Government issues two apologies

THE SLOVAK government has apologised to the former president, Michal Kováč, for not being able to find enough votes in parliament to abolish amnesties granted in 1998 by Vladimír Mečiar, the prime minister and acting-president at that time. The amnesties Mečiar issued made it impossible to investigate and prosecute individuals who were involved in abducting Kováč’s son and taking him to Austria in 1995, the SITA newswire reported.

THE SLOVAK government has apologised to the former president, Michal Kováč, for not being able to find enough votes in parliament to abolish amnesties granted in 1998 by Vladimír Mečiar, the prime minister and acting-president at that time.
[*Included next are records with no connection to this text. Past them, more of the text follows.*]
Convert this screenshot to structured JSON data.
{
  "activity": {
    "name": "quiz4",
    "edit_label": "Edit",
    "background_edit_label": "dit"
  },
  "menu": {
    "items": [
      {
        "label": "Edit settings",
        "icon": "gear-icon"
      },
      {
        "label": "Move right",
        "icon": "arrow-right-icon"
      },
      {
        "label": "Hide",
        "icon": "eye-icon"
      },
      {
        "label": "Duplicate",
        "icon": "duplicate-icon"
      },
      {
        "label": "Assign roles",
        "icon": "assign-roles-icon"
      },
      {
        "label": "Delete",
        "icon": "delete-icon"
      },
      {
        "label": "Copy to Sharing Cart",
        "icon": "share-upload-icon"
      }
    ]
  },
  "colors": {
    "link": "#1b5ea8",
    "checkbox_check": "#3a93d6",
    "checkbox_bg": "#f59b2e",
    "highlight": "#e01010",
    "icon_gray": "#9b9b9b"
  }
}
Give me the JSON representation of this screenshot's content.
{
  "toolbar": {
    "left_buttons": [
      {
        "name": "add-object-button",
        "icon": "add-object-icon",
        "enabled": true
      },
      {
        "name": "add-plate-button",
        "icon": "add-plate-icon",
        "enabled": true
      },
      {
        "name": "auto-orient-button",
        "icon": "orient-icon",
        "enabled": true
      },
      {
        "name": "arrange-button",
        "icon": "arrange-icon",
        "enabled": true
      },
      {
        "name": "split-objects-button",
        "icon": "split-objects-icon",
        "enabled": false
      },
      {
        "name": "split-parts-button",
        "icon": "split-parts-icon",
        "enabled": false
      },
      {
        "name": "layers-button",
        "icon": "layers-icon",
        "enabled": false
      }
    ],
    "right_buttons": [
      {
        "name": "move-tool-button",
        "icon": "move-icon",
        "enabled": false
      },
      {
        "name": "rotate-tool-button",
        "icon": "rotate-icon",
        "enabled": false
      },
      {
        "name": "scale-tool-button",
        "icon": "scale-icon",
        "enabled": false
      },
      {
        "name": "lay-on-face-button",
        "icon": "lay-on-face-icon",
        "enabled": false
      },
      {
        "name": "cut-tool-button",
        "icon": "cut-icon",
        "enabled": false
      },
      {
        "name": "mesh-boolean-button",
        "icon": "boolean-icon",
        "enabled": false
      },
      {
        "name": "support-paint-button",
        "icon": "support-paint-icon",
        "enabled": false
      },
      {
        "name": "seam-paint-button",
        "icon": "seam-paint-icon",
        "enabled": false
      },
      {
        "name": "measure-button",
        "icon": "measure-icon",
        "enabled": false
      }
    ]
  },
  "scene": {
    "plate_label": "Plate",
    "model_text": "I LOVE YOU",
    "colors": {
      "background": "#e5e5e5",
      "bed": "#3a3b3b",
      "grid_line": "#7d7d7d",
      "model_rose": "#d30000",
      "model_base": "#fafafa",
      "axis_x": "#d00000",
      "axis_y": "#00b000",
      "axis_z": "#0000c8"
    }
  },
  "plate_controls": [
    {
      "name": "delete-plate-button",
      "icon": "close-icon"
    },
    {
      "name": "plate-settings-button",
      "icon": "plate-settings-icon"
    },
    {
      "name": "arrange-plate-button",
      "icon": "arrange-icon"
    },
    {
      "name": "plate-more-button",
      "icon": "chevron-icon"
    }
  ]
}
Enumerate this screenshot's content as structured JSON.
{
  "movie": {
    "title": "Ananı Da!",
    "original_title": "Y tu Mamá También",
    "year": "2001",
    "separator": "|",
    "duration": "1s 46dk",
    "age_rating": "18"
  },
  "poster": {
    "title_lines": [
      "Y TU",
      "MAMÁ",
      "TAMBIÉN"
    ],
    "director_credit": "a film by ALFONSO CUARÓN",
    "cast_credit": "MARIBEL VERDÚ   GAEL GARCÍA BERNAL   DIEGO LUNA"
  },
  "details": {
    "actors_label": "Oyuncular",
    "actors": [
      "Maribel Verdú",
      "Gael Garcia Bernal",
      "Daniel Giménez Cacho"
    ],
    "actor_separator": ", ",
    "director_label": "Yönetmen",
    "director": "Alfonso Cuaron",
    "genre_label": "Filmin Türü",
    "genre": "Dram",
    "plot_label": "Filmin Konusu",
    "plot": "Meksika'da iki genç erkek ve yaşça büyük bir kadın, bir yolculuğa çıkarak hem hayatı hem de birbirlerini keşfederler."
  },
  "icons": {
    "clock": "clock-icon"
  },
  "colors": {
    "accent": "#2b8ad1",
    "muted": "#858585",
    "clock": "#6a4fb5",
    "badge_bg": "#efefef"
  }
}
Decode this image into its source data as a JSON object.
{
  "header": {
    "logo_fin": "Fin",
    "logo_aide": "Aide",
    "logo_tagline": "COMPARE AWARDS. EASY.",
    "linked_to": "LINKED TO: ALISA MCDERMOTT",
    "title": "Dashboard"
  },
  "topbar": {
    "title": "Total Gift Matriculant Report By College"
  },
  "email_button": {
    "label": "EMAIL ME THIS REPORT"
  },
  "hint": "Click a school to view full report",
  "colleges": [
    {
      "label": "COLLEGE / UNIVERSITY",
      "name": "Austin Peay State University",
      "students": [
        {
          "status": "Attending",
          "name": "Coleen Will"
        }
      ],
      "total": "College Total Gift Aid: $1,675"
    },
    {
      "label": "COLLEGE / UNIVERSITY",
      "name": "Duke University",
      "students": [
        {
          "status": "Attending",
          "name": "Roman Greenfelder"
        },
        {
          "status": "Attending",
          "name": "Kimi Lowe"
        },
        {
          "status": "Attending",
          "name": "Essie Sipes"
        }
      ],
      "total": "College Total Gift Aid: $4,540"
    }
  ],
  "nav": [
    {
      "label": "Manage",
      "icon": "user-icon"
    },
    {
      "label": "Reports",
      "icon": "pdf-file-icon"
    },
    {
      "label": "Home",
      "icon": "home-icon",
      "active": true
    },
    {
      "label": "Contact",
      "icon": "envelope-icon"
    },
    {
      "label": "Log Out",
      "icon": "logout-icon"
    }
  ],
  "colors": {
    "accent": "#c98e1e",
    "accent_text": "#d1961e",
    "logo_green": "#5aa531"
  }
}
The amnesties Mečiar issued made it impossible to investigate and prosecute individuals who were involved in abducting Kováč’s son and taking him to Austria in 1995, the SITA newswire reported.

The government’s apology stated that the amnesties do not represent the principles of a lawful state and had been granted even though individuals associated with several state agencies were suspected of being involved in the abduction.

In addition to apologising to the Kováč family, the government apologised to the family of Robert Remiáš. Remiáš, a go-between for a key witness to the abduction of Michal Kováč Jr, was killed in a car bombing in 1996.

The government apologised to his family for not investigating “the serious suspicion of involvement of state bodies in the crime” and not finding and prosecuting the perpetrators, SITA wrote.

The government stated it hopes the amnesties will be abolished sometime in the future and that both cases can be properly investigated.

Kováč accepted the apology but said “it is only a weak patch”. Stanislav Háber from the press department of the Movement for a Democratic Slovakia (HZDS), the party led by Mečiar, said that the government’s apology was “nonsense and resembled the totalitarian regime which passed rulings also without evidence or a trial”, as quoted by SITA.